Так далеко от тебя

...И чудаки еще такие есть –
Вдыхают полной грудью эту смесь.
И ни наград не ждут, ни наказанья,
И думая, что дышат просто так,
Они внезапно попадают в такт
Такого же неровного дыханья.
В. С. Высоцкий, "Баллада о любви".

*
Он не любил рисовать таких картин. Никогда не рисовал и никогда бы не стал, если бы не... Это была его первая такая картина: обычная для всех и совсем не обычная для него. Сгорбившись, он колдовал над холстом, не замечая медленно стекающих по щекам соленых капелек, потому что знал, что это его последняя картина.
Обычное ночное небо, полная луна, нехотя бросавшая яркие блики на высокий дом-свечку, несколько обычных городских деревьев, сроднившихся с пустым фонарем, подогнутым прошлогодним ураганом, и самый обычный асфальт. Вот он, сероватый шершавый асфальт, такой далекий и близкий одновременно, – главное действующее лицо его мрачной картины. На нем, на этом бездушном покрывале земли, вразброс, будто упавшими осенними листочками, валялись холсты. Их не сразу было видно, но когда взгляд упирался на этих точечках внизу, становилось ужасно: в центре лежал молодой человек с длинными растрепанными волосами, слипшимися от крови. У него нет лица. Не потому что художник не мог изобразить лицо, а потому что он не мог заставить себя это нарисовать. Поэтому парень лежал на животе, с распластанными руками и ногами, а вокруг него ночной ветерок устало теребил картины. Его картины...
Сергей подошел к открытому окну и посмотрел вниз. Когда-то, еще маленьким Сереженькой, он боялся смотреть в это окно. Его пугали такой далекий асфальт, маленькие деревца, собака, жирной запятой шныряющая вокруг мусорных баков размером со спичечный коробок. Когда же он спускался вниз – все выглядело большим, высоким и важным. Дом грозно смотрел исподлобья и хмурился: "Не шали..." А сверху, с окна четырнадцатого этажа, все было мелким и каким-то несерьезным, нелепым, игрушечным.

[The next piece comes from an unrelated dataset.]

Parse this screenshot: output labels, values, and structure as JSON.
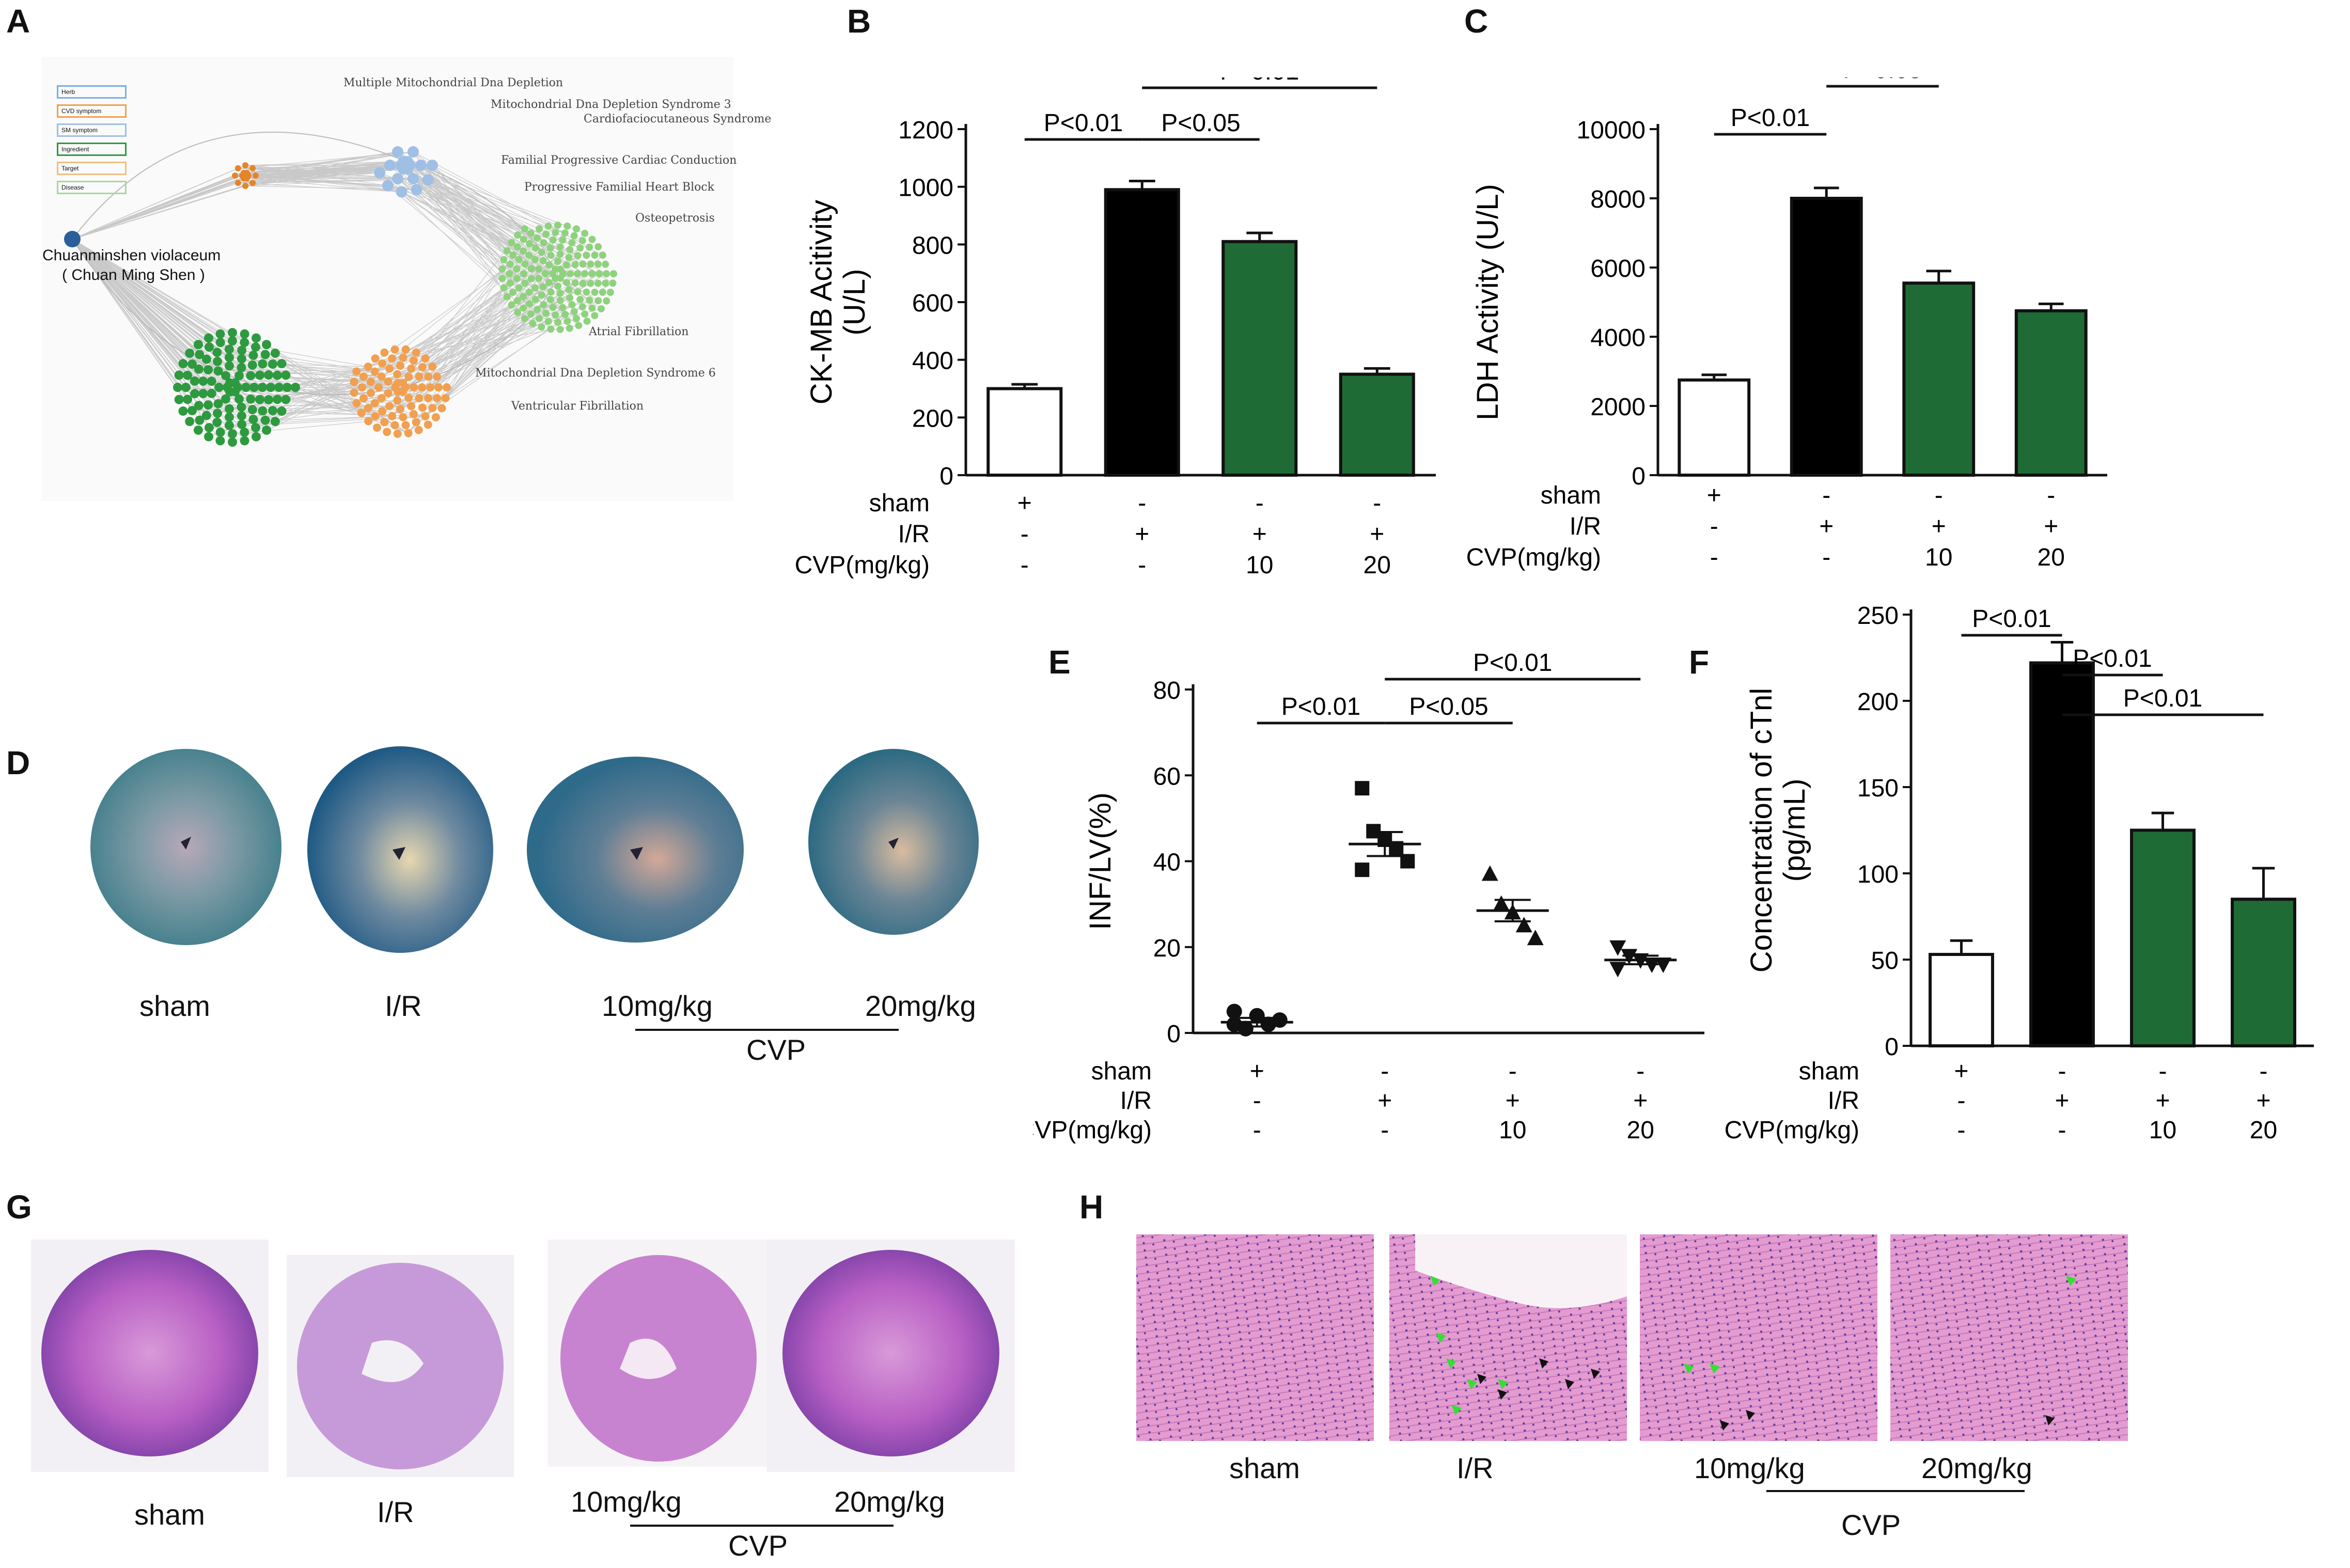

Казалось, луна сегодня светит так ярко, как Сергей еще никогда не видел. Или не замечал. Фонарь не горел – местные хулиганы вновь, без суда и следствия, из рогаток расстреляли лампочку. Сергей не понимал таких поступков. Люди тоже не понимали ни его, ни его картин. "Это совсем не художественно!" – взбешенно прокричал бородатый толстяк в академии художеств. То же самое Сергей услышал на семинаре молодых художников. Потом на выставке, потом в парке, куда он пришел продавать картины, потом... Но он не бросал писать, не мог. Не смог бы. Никогда. Проще было покончить с жизнью. Намного проще.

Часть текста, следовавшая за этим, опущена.